SS Thaman, known for delivering chart-topping albums like Ala Vaikunthapurramuloo, believes that music isn’t just about composing a catchy tune—it’s about feeling it deep in his bones. He believes that if he doesn’t get goosebumps while working on a track, the audience won’t feel it either. That’s why he keeps at it, tweaking, refining, and sometimes even starting over until the music excites him first. In a recent interview Thaman revealed his approach “I program in the morning, take a break, maybe play a good cricket match, and then sit again,” he shares. “If I’m not getting excited, I can’t excite anyone. I have to feel it first.”
Thaman approaches every film as a storyteller, not just a composer. “It all comes from the film. If you don’t take a film properly, I can’t just make the music,” he explains. “A music director is also a narrator. I narrate through my music the background score, the highs and lows, the emotions.” That’s why he watches crucial scenes over and over sometimes 10 to 15 times to truly understand the moment before locking in the perfect sound.

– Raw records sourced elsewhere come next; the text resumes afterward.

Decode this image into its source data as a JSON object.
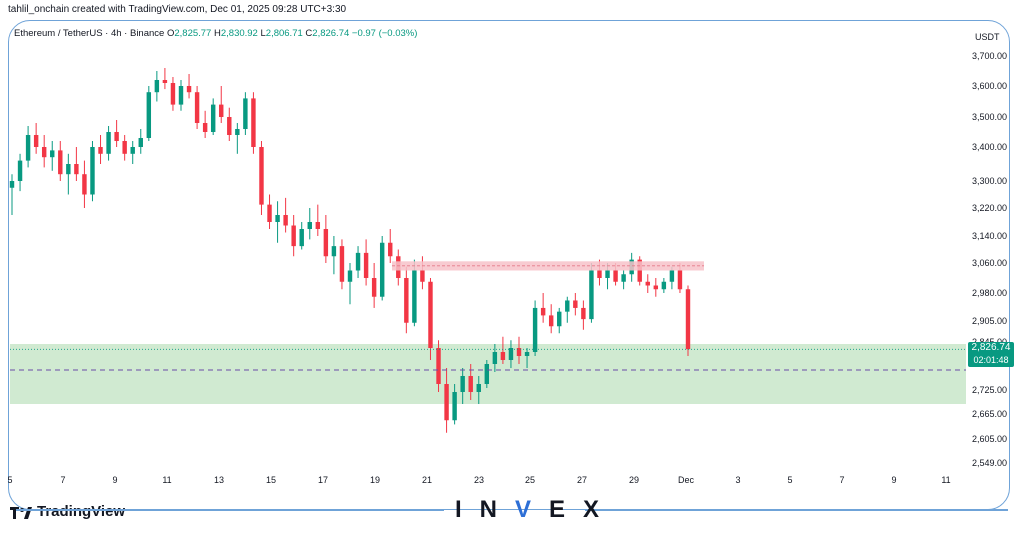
{
  "header": {
    "credit": "tahlil_onchain created with TradingView.com, Dec 01, 2025 09:28 UTC+3:30"
  },
  "legend": {
    "symbol": "Ethereum / TetherUS · 4h · Binance",
    "open_label": "O",
    "open": "2,825.77",
    "high_label": "H",
    "high": "2,830.92",
    "low_label": "L",
    "low": "2,806.71",
    "close_label": "C",
    "close": "2,826.74",
    "change": "−0.97 (−0.03%)"
  },
  "currency": "USDT",
  "price_tag": {
    "price": "2,826.74",
    "countdown": "02:01:48"
  },
  "footer": {
    "logo_text": "TradingView",
    "brand_left": "IN",
    "brand_v": "V",
    "brand_right": "EX"
  },
  "colors": {
    "up": "#089981",
    "down": "#f23645",
    "resistance_zone": "#f7c2c9",
    "support_zone": "#c8e6c9",
    "dashed_line": "#6a4ca8",
    "frame": "#6fa3d8"
  },
  "chart_data": {
    "type": "candlestick",
    "title": "",
    "xlabel": "",
    "ylabel": "",
    "y_ticks": [
      3700,
      3600,
      3500,
      3400,
      3300,
      3220,
      3140,
      3060,
      2980,
      2905,
      2845,
      2725,
      2665,
      2605,
      2549
    ],
    "y_tick_labels": [
      "3,700.00",
      "3,600.00",
      "3,500.00",
      "3,400.00",
      "3,300.00",
      "3,220.00",
      "3,140.00",
      "3,060.00",
      "2,980.00",
      "2,905.00",
      "2,845.00",
      "2,725.00",
      "2,665.00",
      "2,605.00",
      "2,549.00"
    ],
    "x_tick_labels": [
      "5",
      "7",
      "9",
      "11",
      "13",
      "15",
      "17",
      "19",
      "21",
      "23",
      "25",
      "27",
      "29",
      "Dec",
      "3",
      "5",
      "7",
      "9",
      "11"
    ],
    "resistance_zone": [
      3040,
      3065
    ],
    "support_zone": [
      2690,
      2840
    ],
    "dashed_level": 2775,
    "current_price": 2826.74,
    "series": [
      {
        "points": [
          [
            3280,
            3320,
            3200,
            3300
          ],
          [
            3300,
            3380,
            3270,
            3360
          ],
          [
            3360,
            3470,
            3340,
            3440
          ],
          [
            3440,
            3480,
            3380,
            3400
          ],
          [
            3400,
            3440,
            3340,
            3370
          ],
          [
            3370,
            3420,
            3330,
            3390
          ],
          [
            3390,
            3420,
            3300,
            3320
          ],
          [
            3320,
            3380,
            3260,
            3350
          ],
          [
            3350,
            3400,
            3300,
            3320
          ],
          [
            3320,
            3360,
            3220,
            3260
          ],
          [
            3260,
            3420,
            3240,
            3400
          ],
          [
            3400,
            3440,
            3350,
            3380
          ],
          [
            3380,
            3470,
            3360,
            3450
          ],
          [
            3450,
            3490,
            3400,
            3420
          ],
          [
            3420,
            3440,
            3360,
            3380
          ],
          [
            3380,
            3420,
            3350,
            3400
          ],
          [
            3400,
            3460,
            3380,
            3430
          ],
          [
            3430,
            3600,
            3420,
            3580
          ],
          [
            3580,
            3650,
            3550,
            3620
          ],
          [
            3620,
            3660,
            3590,
            3610
          ],
          [
            3610,
            3630,
            3520,
            3540
          ],
          [
            3540,
            3620,
            3520,
            3600
          ],
          [
            3600,
            3640,
            3560,
            3580
          ],
          [
            3580,
            3600,
            3460,
            3480
          ],
          [
            3480,
            3520,
            3430,
            3450
          ],
          [
            3450,
            3560,
            3440,
            3540
          ],
          [
            3540,
            3600,
            3480,
            3500
          ],
          [
            3500,
            3530,
            3420,
            3440
          ],
          [
            3440,
            3480,
            3380,
            3460
          ],
          [
            3460,
            3580,
            3440,
            3560
          ],
          [
            3560,
            3580,
            3380,
            3400
          ],
          [
            3400,
            3420,
            3200,
            3230
          ],
          [
            3230,
            3260,
            3160,
            3180
          ],
          [
            3180,
            3240,
            3120,
            3200
          ],
          [
            3200,
            3250,
            3150,
            3170
          ],
          [
            3170,
            3200,
            3080,
            3110
          ],
          [
            3110,
            3180,
            3100,
            3160
          ],
          [
            3160,
            3220,
            3130,
            3180
          ],
          [
            3180,
            3230,
            3140,
            3160
          ],
          [
            3160,
            3200,
            3060,
            3080
          ],
          [
            3080,
            3140,
            3030,
            3110
          ],
          [
            3110,
            3130,
            2990,
            3010
          ],
          [
            3010,
            3060,
            2950,
            3040
          ],
          [
            3040,
            3110,
            3020,
            3090
          ],
          [
            3090,
            3130,
            3000,
            3020
          ],
          [
            3020,
            3060,
            2940,
            2970
          ],
          [
            2970,
            3140,
            2960,
            3120
          ],
          [
            3120,
            3160,
            3060,
            3080
          ],
          [
            3080,
            3100,
            3000,
            3020
          ],
          [
            3020,
            3050,
            2870,
            2900
          ],
          [
            2900,
            3070,
            2890,
            3040
          ],
          [
            3040,
            3080,
            2990,
            3010
          ],
          [
            3010,
            3020,
            2800,
            2830
          ],
          [
            2830,
            2850,
            2720,
            2740
          ],
          [
            2740,
            2780,
            2620,
            2650
          ],
          [
            2650,
            2740,
            2640,
            2720
          ],
          [
            2720,
            2780,
            2690,
            2760
          ],
          [
            2760,
            2790,
            2700,
            2720
          ],
          [
            2720,
            2760,
            2690,
            2740
          ],
          [
            2740,
            2800,
            2730,
            2790
          ],
          [
            2790,
            2840,
            2770,
            2820
          ],
          [
            2820,
            2860,
            2790,
            2800
          ],
          [
            2800,
            2850,
            2780,
            2830
          ],
          [
            2830,
            2860,
            2790,
            2810
          ],
          [
            2810,
            2830,
            2780,
            2820
          ],
          [
            2820,
            2960,
            2810,
            2940
          ],
          [
            2940,
            2980,
            2900,
            2920
          ],
          [
            2920,
            2950,
            2870,
            2890
          ],
          [
            2890,
            2940,
            2870,
            2930
          ],
          [
            2930,
            2970,
            2900,
            2960
          ],
          [
            2960,
            2980,
            2920,
            2940
          ],
          [
            2940,
            2960,
            2880,
            2910
          ],
          [
            2910,
            3060,
            2900,
            3040
          ],
          [
            3040,
            3070,
            3000,
            3020
          ],
          [
            3020,
            3060,
            2990,
            3040
          ],
          [
            3040,
            3060,
            3000,
            3010
          ],
          [
            3010,
            3040,
            2990,
            3030
          ],
          [
            3030,
            3090,
            3010,
            3070
          ],
          [
            3070,
            3080,
            3000,
            3010
          ],
          [
            3010,
            3030,
            2980,
            3000
          ],
          [
            3000,
            3020,
            2970,
            2990
          ],
          [
            2990,
            3020,
            2980,
            3010
          ],
          [
            3010,
            3050,
            2990,
            3040
          ],
          [
            3040,
            3060,
            2980,
            2990
          ],
          [
            2990,
            3000,
            2810,
            2827
          ]
        ]
      }
    ]
  }
}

Take a high-intensity fight scene leading to an interval, for example. “The hero is cutting through the villain’s men, the tension is building, and then boom it’s the interval, that moment has to hit hard. The director has placed it there for a reason, and my job is to elevate it,” he says. He carefully maps out the placement of every note where the dialogues intensify, where the music swells, where the silence makes the biggest impact to create a score that doesn’t just support the visuals but enhances them. His process is intense, sometimes even chaotic, but it’s what makes his music stand out. “I sit with my team, put everything together, and listen again. I have to place the music where it hits right,” he says. “It’s crazy, but when you get it right, you just know. You feel it first, then the director feels it, and then you know the audience goes crazy over it.”
As Thaman pushes boundaries with his music, he’s also gearing up for Jaat, starring Sunny Deol, which is set to hit theaters on April 10. Following that, he’s composing for The Rajasaab, starring Prabhas, and OG, the much-awaited Pawan Kalyan starrer, where he’s crafting a powerful soundtrack to match the film’s intensity.